"Rain Tree" by Toru Takemitsu, performed by the Peabody Percussion Trio - Video
PUBLISHED:  Apr 10, 2013
DESCRIPTION:
About the piece:

Rain Tree (1981)

There are three compositions by Takemitsu on the subject of the Rain Tree. Rain Tree Sketch (1982) and Rain Tree Sketch II (1992, in memoriam Olivier Messiaen) are among Takemitsu's most often performed piano works. The origin of the Rain Tree Sketches can be traced back to Takemitsu's percussion trio Rain Tree (1981).

Rain Tree is used as a metaphor of water circulating in the cosmos, and Takemitsu employed Messiaen's modes of limited transposition in order to construct the pitch collections evocative of cosmic imagery. Takemitsu's goal as an artist was to expand the possibilities of music, and to express himself through creation of a universal language.The title was suggested by a passage from the novel Atama no ii, Ame no Ki by Kenzaburo Oe: "It has been named the 'rain tree,' for its abundant foliage continues to let fall rain drops collected from last night's shower until well after the following midday. Its hundreds of thousands of tiny leaves - finger-like - store up moisture while other trees dry up at once. What an ingenious tree, isn't it?""

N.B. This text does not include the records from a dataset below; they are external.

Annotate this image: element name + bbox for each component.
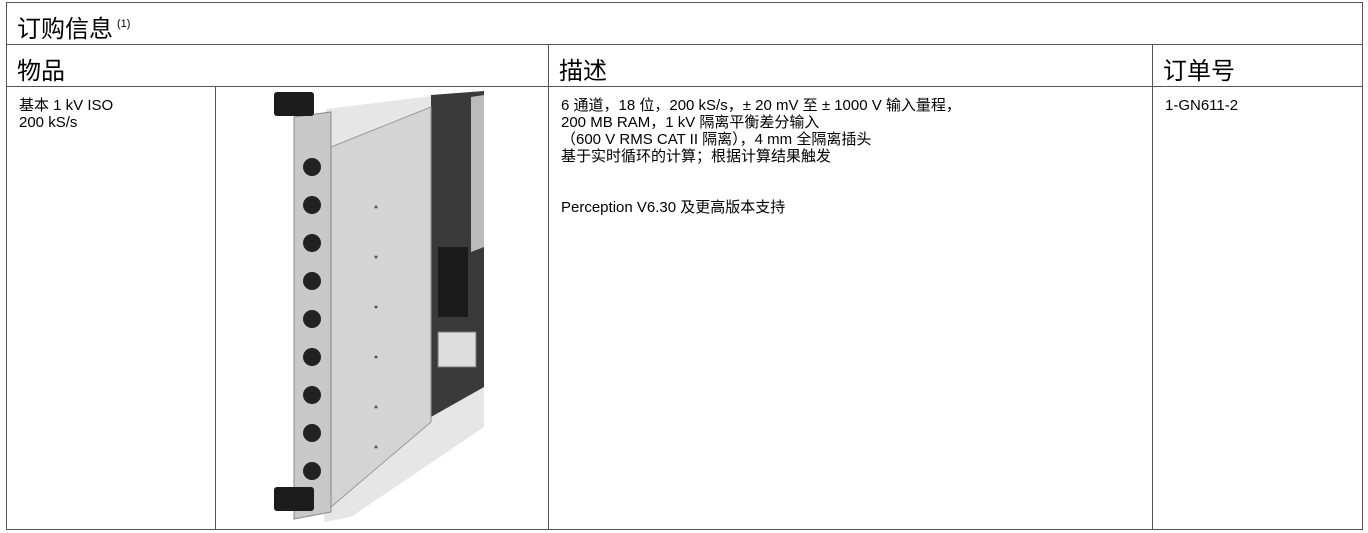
connector-strip — [471, 95, 484, 252]
header-row: 物品 描述 订单号 — [6, 44, 1364, 87]
description-cell: 6 通道，18 位，200 kS/s，± 20 mV 至 ± 1000 V 输入… — [548, 86, 1153, 530]
table-title: 订购信息 — [17, 16, 113, 43]
heatsink — [438, 247, 468, 317]
description-line: 基于实时循环的计算；根据计算结果触发 — [561, 148, 832, 165]
support-note: Perception V6.30 及更高版本支持 — [561, 199, 786, 216]
handle-bottom — [274, 487, 314, 511]
order-info-table: 订购信息 (1) 物品 描述 订单号 基本 1 kV ISO 200 kS/s — [5, 2, 1364, 530]
data-row: 基本 1 kV ISO 200 kS/s — [6, 86, 1364, 530]
label-sticker — [437, 331, 477, 368]
footnote-mark: (1) — [117, 18, 131, 30]
description-line: 200 MB RAM，1 kV 隔离平衡差分输入 — [561, 114, 820, 131]
screws — [374, 205, 378, 449]
handle-top — [274, 92, 314, 116]
item-line: 200 kS/s — [19, 114, 78, 131]
description-line: 6 通道，18 位，200 kS/s，± 20 mV 至 ± 1000 V 输入… — [561, 97, 961, 114]
image-cell — [215, 86, 549, 530]
order-number: 1-GN611-2 — [1165, 97, 1239, 114]
title-row: 订购信息 (1) — [5, 2, 1364, 45]
header-cell: 描述 — [548, 44, 1153, 87]
item-line: 基本 1 kV ISO — [19, 97, 114, 114]
header-cell: 物品 — [6, 44, 549, 87]
order-number-cell: 1-GN611-2 — [1151, 86, 1364, 530]
description-line: （600 V RMS CAT II 隔离），4 mm 全隔离插头 — [561, 131, 872, 148]
order-info-table-wrap: 订购信息 (1) 物品 描述 订单号 基本 1 kV ISO 200 kS/s — [5, 2, 1364, 530]
header-cell: 订单号 — [1151, 44, 1364, 87]
product-image — [274, 91, 484, 522]
input-connectors — [303, 158, 321, 480]
item-cell: 基本 1 kV ISO 200 kS/s — [6, 86, 216, 530]
title-cell: 订购信息 (1) — [5, 2, 1364, 45]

Toru Takemitsu during an interview (1993):
"My music is like a garden, and I am the gardener. Listening to my my music can be compared to walking through a garden and experiencing the changes in light, pattern, and texture. I do not like to emphasize too much with my music. Someone once criticized my music as getting to be very old fashioned. Maybe I am old, but I am looking back to the past with nostalgia. Composers are sometimes afraid to use tonality, but we can use anything from the tonal to the atonal -- this is our treasure. I can say that because I am Japanese!"

About the performers:

PEABODY PERCUSSION GROUP
The Peabody Percussion Trio was founded in September 2008, by three freshmen -- Georgi Videnov, Tomasz Kowalczyk and Kei Maeda - percussion majors studying with Robert van Sice at the Peabody Institute of the Johns Hopkins University. Since then, they have performed regularly at the Peabody Percussion Group Concerts and the Peabody Thursday Noon Recital Series among their several recitals in the Maryland area. They have been coached by Sō Percussion, Svet Stoyanov and David Skidmore. Their trio represented Peabody as a part of the Conservatory Project at the Terrace Theater of the Kennedy Center in Washington, DC, in February 2009, where they performed Rain Tree by Toru Takemitsu. The trio was featured in a recording that won the competition for a showcase concert at the Percussive Arts Society International Convention in Indianapolis performing Paul Lansky's percussion quartet Threads in November 2010. During their Junior year, they were selected as one of the Honors Ensembles at Peabody and premiered a new commissioned work by a student composer James Young.